Ironically, nobody asks my physician colleague why they have only seen an average of 1.5 patients per hour for the past 25 years of practicing medicine. People are more concerned with the physician who stops working, worried that they aren’t producing.

It’s not intentional or malicious. We don’t have a good way of measuring the productivity of a physician. There are too many factors involved.

Physician Productivity

I might see 3 patients per hour and order a CT once a month. Another clinician might see 1.5 patients per hour and get 12 CT’s a week.

Then again, I might miss an intracranial bleed or metastatic cancer to the brain. How do you measure productivity? Sustainability? The benefit-harm differential?

I can’t speak for other docs, nor can I do the math to come up with the right physician productivity equation. But I can calculate how much money I earn, how much I keep, how little I work, and how many patients I see.

My productivity as a physician is a factor of how little I intervened in a patient’s health and how much I earned. The less intervention I dish out, the less likely a patient will have complications and need follow-up in the current US healthcare system.

The more money I earn, the less money I need to earn in the future – assuming I keep what I earn.

Lifetime Physician Income

Bear with me, my theory is a work in progress. I have been thinking about a clinician’s lifetime income. What’s the best way for a physician, NP, or PA to maximize their lifetime income? Should they maximize it?

All things being equal (household spending, lifespan, time spent in disability), the physician who has a higher lifetime income should have more options in life. They can retire earlier, they can choose to do the kind of work that they are excited about, and they can donate more money to worthwhile endeavors.

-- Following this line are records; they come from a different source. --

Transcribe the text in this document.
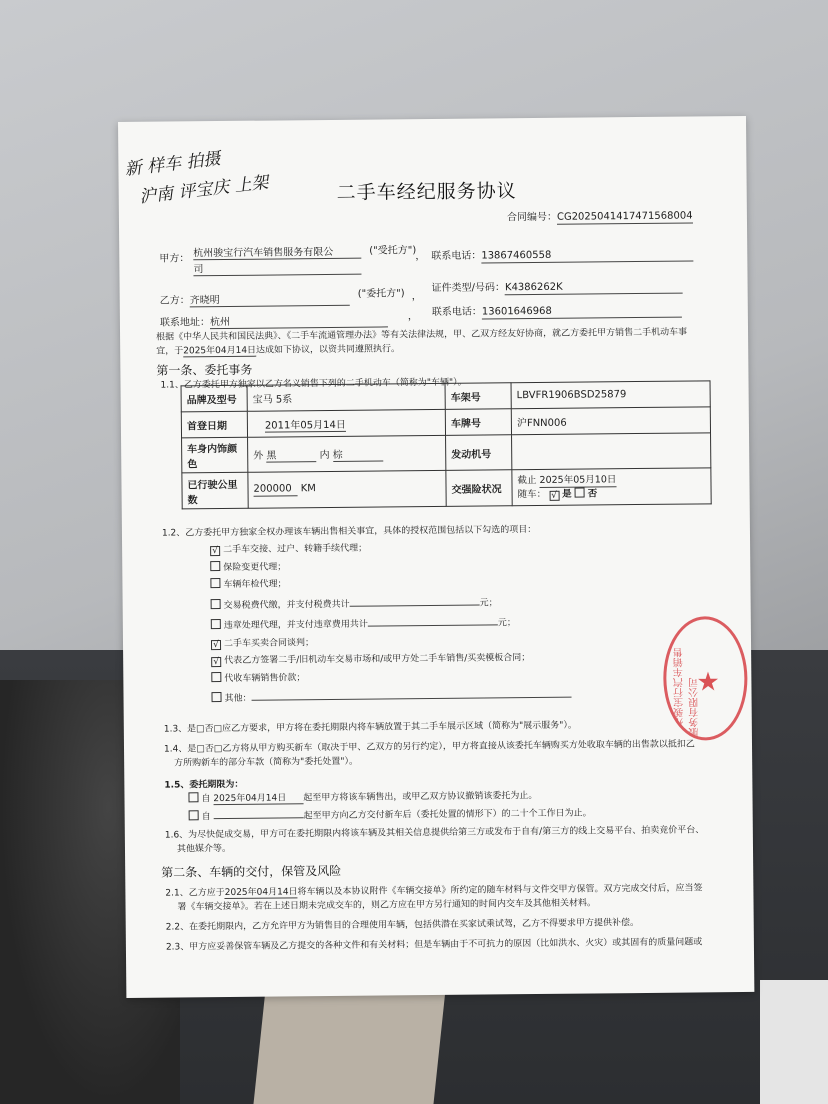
新 样车 拍摄
沪南 评宝庆 上架	二手车经纪服务协议
合同编号：CG2025041417471568004
甲方： 杭州骏宝行汽车销售服务有限公 司
("受托方")
， 联系电话：13867460558
乙方：齐晓明
("委托方") ，
证件类型/号码：K4386262K
联系地址：杭州
， 联系电话：13601646968
根据《中华人民共和国民法典》、《二手车流通管理办法》等有关法律法规，甲、乙双方经友好协商，就乙方委托甲方销售二手机动车事
宜，于2025年04月14日达成如下协议，以资共同遵照执行。
第一条、委托事务
1.1、乙方委托甲方独家以乙方名义销售下列的二手机动车（简称为"车辆"）。
品牌及型号	宝马 5系	车架号	LBVFR1906BSD25879
首登日期	2011年05月14日	车牌号	沪FNN006
车身内饰颜色	外 黑 内 棕	发动机号	
已行驶公里数	200000 KM	交强险状况	截止 2025年05月10日
随车： √ 是 否
1.2、乙方委托甲方独家全权办理该车辆出售相关事宜，具体的授权范围包括以下勾选的项目：
√ 二手车交接、过户、转籍手续代理；
保险变更代理；
车辆年检代理；
交易税费代缴，并支付税费共计	元；
违章处理代理，并支付违章费用共计	元；
√ 二手车买卖合同谈判；
√ 代表乙方签署二手/旧机动车交易市场和/或甲方处二手车销售/买卖模板合同；
代收车辆销售价款；
其他：
1.3、是□否□应乙方要求，甲方将在委托期限内将车辆放置于其二手车展示区域（简称为"展示服务"）。
1.4、是□否□乙方将从甲方购买新车（取决于甲、乙双方的另行约定），甲方将直接从该委托车辆购买方处收取车辆的出售款以抵扣乙
方所购新车的部分车款（简称为"委托处置"）。
1.5、委托期限为：
自 2025年04月14日 起至甲方将该车辆售出，或甲乙双方协议撤销该委托为止。
自	起至甲方向乙方交付新车后（委托处置的情形下）的二十个工作日为止。
1.6、为尽快促成交易，甲方可在委托期限内将该车辆及其相关信息提供给第三方或发布于自有/第三方的线上交易平台、拍卖竞价平台、
其他媒介等。
第二条、车辆的交付，保管及风险
2.1、乙方应于2025年04月14日将车辆以及本协议附件《车辆交接单》所约定的随车材料与文件交甲方保管。双方完成交付后，应当签
署《车辆交接单》。若在上述日期未完成交车的，则乙方应在甲方另行通知的时间内交车及其他相关材料。
2.2、在委托期限内，乙方允许甲方为销售目的合理使用车辆，包括供潜在买家试乘试驾，乙方不得要求甲方提供补偿。
2.3、甲方应妥善保管车辆及乙方提交的各种文件和有关材料；但是车辆由于不可抗力的原因（比如洪水、火灾）或其固有的质量问题或
584
杭州骏宝行汽车销售服务有限公司
★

Working for 30 years at $300k/year will likely be less beneficial than working 60 years at $150k.

30 years @ $300k/Yr

I won’t bore you with detailed math. Suffice it to say that when you work a full-time physician schedule for 30 years, you have very little time to yourself.

You’ll spend 70+ hours per week working, commuting, decompressing, licensing, and venting.

By the time we take into account the progressive US tax system and the benefits you lose for being a high-income household, a 30-year career won’t be the best option.

60 Years @ $150k/Yr

In the above example, you’d gross $9M. If you worked for 60 years and earned only $150k a year, you’d gross the same amount. But you’d keep far more of this money.

You would never work more than 20 hours a week. You’d pay far less in taxes. You’d have fewer health issues. You have more time to invest your money and you’d need a lot less invested for retirement because you’d work for far longer.

Your longer work horizon would also allow you to find better gigs. This would allow you to work for a higher hourly wage than your colleagues who stick with the same company their entire 30 years.